Ray demonstrates that belief in a book of poetry, Sweetclover, also published this year. It is dedicated to his wife and can be read as a series of love poems to her, about her, about his love for her. It is wild and earthy, sensual and spiritual. He pays homage to married love in all its dimensions. For readers attuned to the luscious landscapes of our region, find further delight with acts of love amid the mountains, rivers, prairies, flowers and boundless skies.
Sweetclover is a welcome endnote to the intense and often dark Blood Fire Vapor Smoke.

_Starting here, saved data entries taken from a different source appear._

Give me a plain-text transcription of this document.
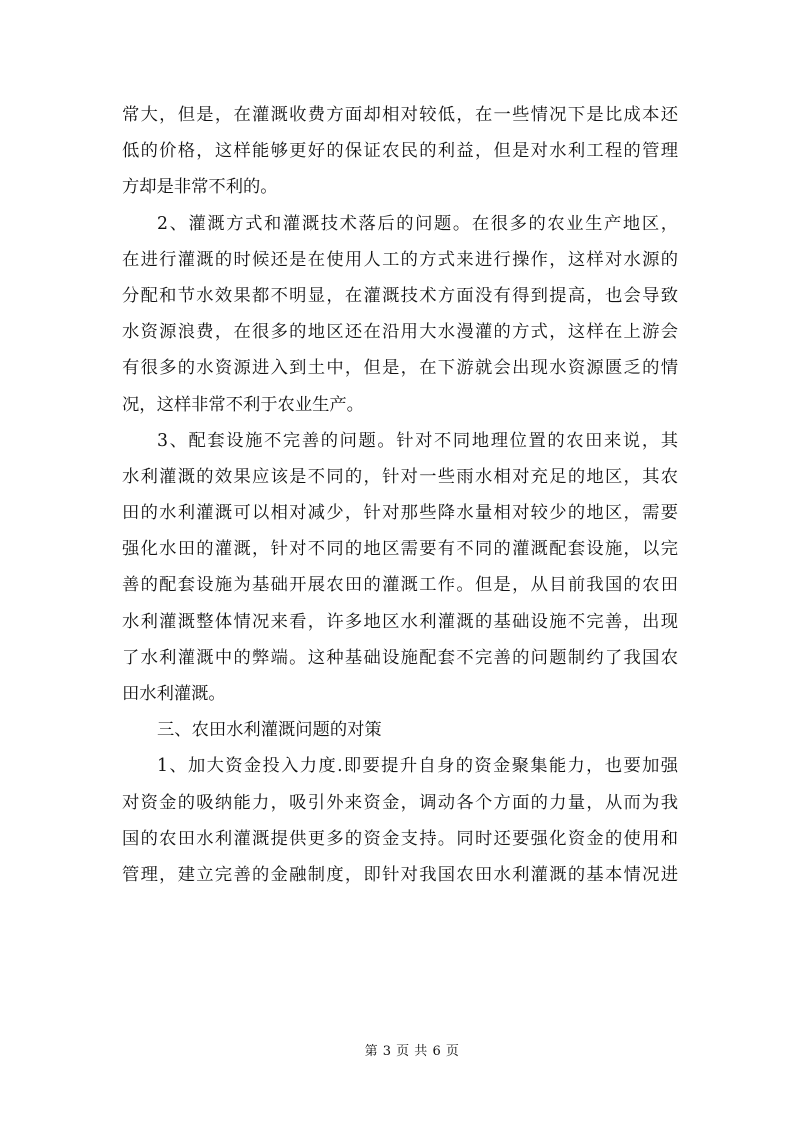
常大，但是，在灌溉收费方面却相对较低，在一些情况下是比成本还
低的价格，这样能够更好的保证农民的利益，但是对水利工程的管理
方却是非常不利的。
2、灌溉方式和灌溉技术落后的问题。在很多的农业生产地区，
在进行灌溉的时候还是在使用人工的方式来进行操作，这样对水源的
分配和节水效果都不明显，在灌溉技术方面没有得到提高，也会导致
水资源浪费，在很多的地区还在沿用大水漫灌的方式，这样在上游会
有很多的水资源进入到土中，但是，在下游就会出现水资源匮乏的情
况，这样非常不利于农业生产。
3、配套设施不完善的问题。针对不同地理位置的农田来说，其
水利灌溉的效果应该是不同的，针对一些雨水相对充足的地区，其农
田的水利灌溉可以相对减少，针对那些降水量相对较少的地区，需要
强化水田的灌溉，针对不同的地区需要有不同的灌溉配套设施，以完
善的配套设施为基础开展农田的灌溉工作。但是，从目前我国的农田
水利灌溉整体情况来看，许多地区水利灌溉的基础设施不完善，出现
了水利灌溉中的弊端。这种基础设施配套不完善的问题制约了我国农
田水利灌溉。
三、农田水利灌溉问题的对策
1、加大资金投入力度.即要提升自身的资金聚集能力，也要加强
对资金的吸纳能力，吸引外来资金，调动各个方面的力量，从而为我
国的农田水利灌溉提供更多的资金支持。同时还要强化资金的使用和
管理，建立完善的金融制度，即针对我国农田水利灌溉的基本情况进
第 3 页 共 6 页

– Mindy Cameron, The Pacific Northwest Inlander
Shann Ray’s work is both grounded and spiritual. He has an eye for minute detail, and while he’s describing an act of love or violence or just panning through a scene to render river and mountain range, he’s also trying to understand how we respond to the often generational brutality of existence without forgetting its beauty. How is it that a single life can hold so many disparate things — love, hatred, trauma, healing, destruction, forgiveness, redemption — without tearing apart? In Blood Fire Vapor Smoke people are often in conflict with nature, but never separate from it. Love is a salve for violence, but also sometimes a kind of violence itself. In Ray’s work, good and evil aren’t moral poles set apart from each other, they’re aspects of a whole held in tension, whether in a single person, in all of humanity, or in the mystery of God. Ray’s leanings will remind readers of Hemmingway, but given the yin and yang oneness of his work, I believe his sensibility is maybe more precisely like Japanese watercolorists: who put just enough paint on the page to render what they want you to see, leaving white space that the viewer is forced to either fill in with her imagination or sit with, contemplating the void. For those watercolorists, who come from cultures rooted in Buddhism and Taoism, the unpainted areas aren’t just a stylistic choice, they’re a recognition that emptiness is not nothingness. In some ways, it is the most powerful form of somethingness: it is potential not yet realized. In painting, as with writing, such potential can manifest in as many ways as there are eyes reading and minds dreaming. The more of Shann Ray’s work you read the more it feels like he’s working to develop a vernacular for describing existence in ways that are both intensely personal and specific but also manifestations of the universal. Not just the nature of humans, but the nature of humanity, and further our oneness with nature. And then, with those gaps he leaves, he invites his readers — all of us — to not just paint with our own emotions, memories, and imaginings. He invites us to join our personal journey to the universal, understanding something new about everything in the process.